Graf studied at the higher mechanical engineering school in Stuttgart and then worked as an engineer at the Augsburg-Nuremberg machine factory ( MAN ). From 1903 he was at the MPA founded by Carl von Bach in Stuttgart, where he devoted himself to the then new building material iron and reinforced concrete . There he worked closely with Emil Mörsch (at that time head of the design office of Wayss & Freytag ), and even before the First World War he established a reputation as a leading material researcher in reinforced concrete. To this end, he developed test equipment and measurement methods. During the First World War he coordinated research for the engineer and engineer corps of the German army. From 1919 he was back at the MPA Stuttgart and continued the collaboration with Mörsch (now professor for solid construction in Stuttgart) and also worked with the professor for steel, wood and industrial construction Hermann Maier-Leibnitz . In the Great Depression, the orders from the industry decreased and he concentrated on teaching, whereby he also developed and taught test methods that were applicable on the construction site. In 1930 he became an associate professor and later a full professor for building engineering and material testing at the TH Stuttgart . After the MPA was split up, he headed the Construction Department (FMPA) from 1931. In the 1930s, the collaboration with the Reichsautobahn from 1934 onwards led to many new orders and research projects from the institute, which also led to the first collaboration with Fritz Leonhardt , who later had many tests on reinforced concrete construction carried out at the institute. During the Second World War , the institute took on important military tasks, including in timber construction. In 1952 the institute for building research and material testing in civil engineering (so the name from 1936) was renamed the Otto-Graf-Institut. In 1950 he retired.

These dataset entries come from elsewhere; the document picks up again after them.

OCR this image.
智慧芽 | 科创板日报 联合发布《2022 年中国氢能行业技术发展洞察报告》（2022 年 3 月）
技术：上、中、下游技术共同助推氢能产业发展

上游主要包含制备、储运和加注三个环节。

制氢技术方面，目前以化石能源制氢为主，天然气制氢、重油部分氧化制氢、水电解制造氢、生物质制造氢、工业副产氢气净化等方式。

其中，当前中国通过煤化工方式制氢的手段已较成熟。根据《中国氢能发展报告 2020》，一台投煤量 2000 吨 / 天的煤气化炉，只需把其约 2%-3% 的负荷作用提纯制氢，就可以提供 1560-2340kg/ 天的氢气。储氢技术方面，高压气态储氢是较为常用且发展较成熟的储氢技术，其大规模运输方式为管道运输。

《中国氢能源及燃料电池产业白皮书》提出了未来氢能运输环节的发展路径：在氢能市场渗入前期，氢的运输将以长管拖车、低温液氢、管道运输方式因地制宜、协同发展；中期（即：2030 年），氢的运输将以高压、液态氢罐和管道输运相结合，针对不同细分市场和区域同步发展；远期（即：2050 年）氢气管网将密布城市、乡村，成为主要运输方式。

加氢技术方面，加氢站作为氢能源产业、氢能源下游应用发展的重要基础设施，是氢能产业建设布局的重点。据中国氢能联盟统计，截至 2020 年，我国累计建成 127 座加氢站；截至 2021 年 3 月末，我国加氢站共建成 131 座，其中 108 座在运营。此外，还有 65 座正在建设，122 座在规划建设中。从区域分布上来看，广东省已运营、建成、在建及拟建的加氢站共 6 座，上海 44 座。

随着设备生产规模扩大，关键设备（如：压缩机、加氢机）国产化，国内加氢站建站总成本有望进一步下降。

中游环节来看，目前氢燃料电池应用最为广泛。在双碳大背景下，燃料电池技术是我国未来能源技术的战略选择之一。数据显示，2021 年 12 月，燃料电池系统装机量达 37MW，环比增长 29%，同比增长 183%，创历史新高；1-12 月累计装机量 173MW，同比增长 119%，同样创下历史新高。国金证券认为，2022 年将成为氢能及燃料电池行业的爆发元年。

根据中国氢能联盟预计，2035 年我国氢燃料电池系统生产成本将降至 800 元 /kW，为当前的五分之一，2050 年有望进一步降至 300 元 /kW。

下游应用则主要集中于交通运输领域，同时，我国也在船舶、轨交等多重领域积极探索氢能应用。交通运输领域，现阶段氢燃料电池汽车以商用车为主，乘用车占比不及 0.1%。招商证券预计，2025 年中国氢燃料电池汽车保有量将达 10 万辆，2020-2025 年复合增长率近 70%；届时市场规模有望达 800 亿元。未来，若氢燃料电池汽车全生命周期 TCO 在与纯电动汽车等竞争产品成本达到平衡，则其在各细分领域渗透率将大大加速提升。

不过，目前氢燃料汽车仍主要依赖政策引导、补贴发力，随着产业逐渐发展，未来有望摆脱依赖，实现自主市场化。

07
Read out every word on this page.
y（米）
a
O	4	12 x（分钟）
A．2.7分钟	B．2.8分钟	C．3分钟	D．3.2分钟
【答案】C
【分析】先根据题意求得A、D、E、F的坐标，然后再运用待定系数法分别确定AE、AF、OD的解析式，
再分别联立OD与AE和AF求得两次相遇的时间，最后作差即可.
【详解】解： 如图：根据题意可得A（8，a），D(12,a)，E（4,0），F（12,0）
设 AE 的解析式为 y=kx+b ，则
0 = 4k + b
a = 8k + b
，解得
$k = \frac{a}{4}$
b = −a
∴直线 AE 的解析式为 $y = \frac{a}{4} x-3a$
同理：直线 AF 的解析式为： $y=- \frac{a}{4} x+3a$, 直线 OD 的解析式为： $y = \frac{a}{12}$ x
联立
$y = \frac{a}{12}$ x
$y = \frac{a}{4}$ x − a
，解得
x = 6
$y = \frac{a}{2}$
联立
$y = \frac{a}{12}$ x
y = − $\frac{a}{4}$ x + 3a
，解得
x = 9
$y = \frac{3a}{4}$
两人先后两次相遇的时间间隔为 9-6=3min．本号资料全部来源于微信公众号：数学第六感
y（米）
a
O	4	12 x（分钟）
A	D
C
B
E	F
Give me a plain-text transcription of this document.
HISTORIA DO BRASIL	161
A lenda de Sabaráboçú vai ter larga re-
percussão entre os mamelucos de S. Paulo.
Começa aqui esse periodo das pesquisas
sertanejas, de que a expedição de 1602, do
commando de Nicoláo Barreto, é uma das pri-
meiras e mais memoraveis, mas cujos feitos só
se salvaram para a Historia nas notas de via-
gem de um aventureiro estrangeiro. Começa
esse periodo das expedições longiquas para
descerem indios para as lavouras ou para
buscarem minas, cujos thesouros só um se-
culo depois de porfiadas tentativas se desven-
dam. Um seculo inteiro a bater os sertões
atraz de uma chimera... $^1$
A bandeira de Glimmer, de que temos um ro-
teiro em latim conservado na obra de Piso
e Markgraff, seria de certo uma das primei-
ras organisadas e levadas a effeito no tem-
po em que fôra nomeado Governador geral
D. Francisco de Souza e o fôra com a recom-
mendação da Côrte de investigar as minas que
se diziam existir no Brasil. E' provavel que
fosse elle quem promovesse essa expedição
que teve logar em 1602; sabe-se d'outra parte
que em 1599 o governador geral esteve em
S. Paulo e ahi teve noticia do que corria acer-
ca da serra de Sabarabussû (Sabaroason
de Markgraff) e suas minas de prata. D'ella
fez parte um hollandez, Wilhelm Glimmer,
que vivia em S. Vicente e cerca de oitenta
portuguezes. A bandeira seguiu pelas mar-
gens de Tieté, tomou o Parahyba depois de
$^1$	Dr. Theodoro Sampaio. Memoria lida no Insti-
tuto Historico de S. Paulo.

He is one of the founders of the Stuttgart School of Structural Engineering and made the research results of his institute on reinforced concrete widely known through publication in the booklets of the German Committee for Reinforced Concrete.

Honors

  • In 1941 he received the Emil Mörsch Memorial Medal .
  • In 1981 the Federal Association of the German Cement Industry established the Otto Graf Foundation , which has been awarding the Otto Graf Prize every two years since 1982 to specialists who have made outstanding contributions to concrete transport routes. Since 1987, the foundation has also awarded the Transport Construction Prize for young academics in this field every two years .

literature

  • Christiane Weber and Volker Ziegler: Otto Graf (1881–1956) and the building material test at the Technical University of Stuttgart. In: Beton- und Stahlbetonbau , 106th volume (2011), pp. 594–603.
  • Henryk Ditchen: Otto Graf. The building materials researcher. (= Stuttgart contributions to the history of science and technology , Volume 2) 2013. (Review by Karl-Eugen Kurrer in: Stahlbau, 83rd year (2014), no. 10, p. 765).

Individual evidence

  1. ^ Biography in Christiane Weber, Fritz Leonhardt, Lightweight Construction - A Demand of Our Time, KIT Karlsruhe 2011
  2. ^ Christian Lippold (ed.): Der Elsner. Road and Transportation Handbook . Otto Elsner Verlagsgesellschaft, 2018, ISBN 978-3-87199-222-3 , page A / 54.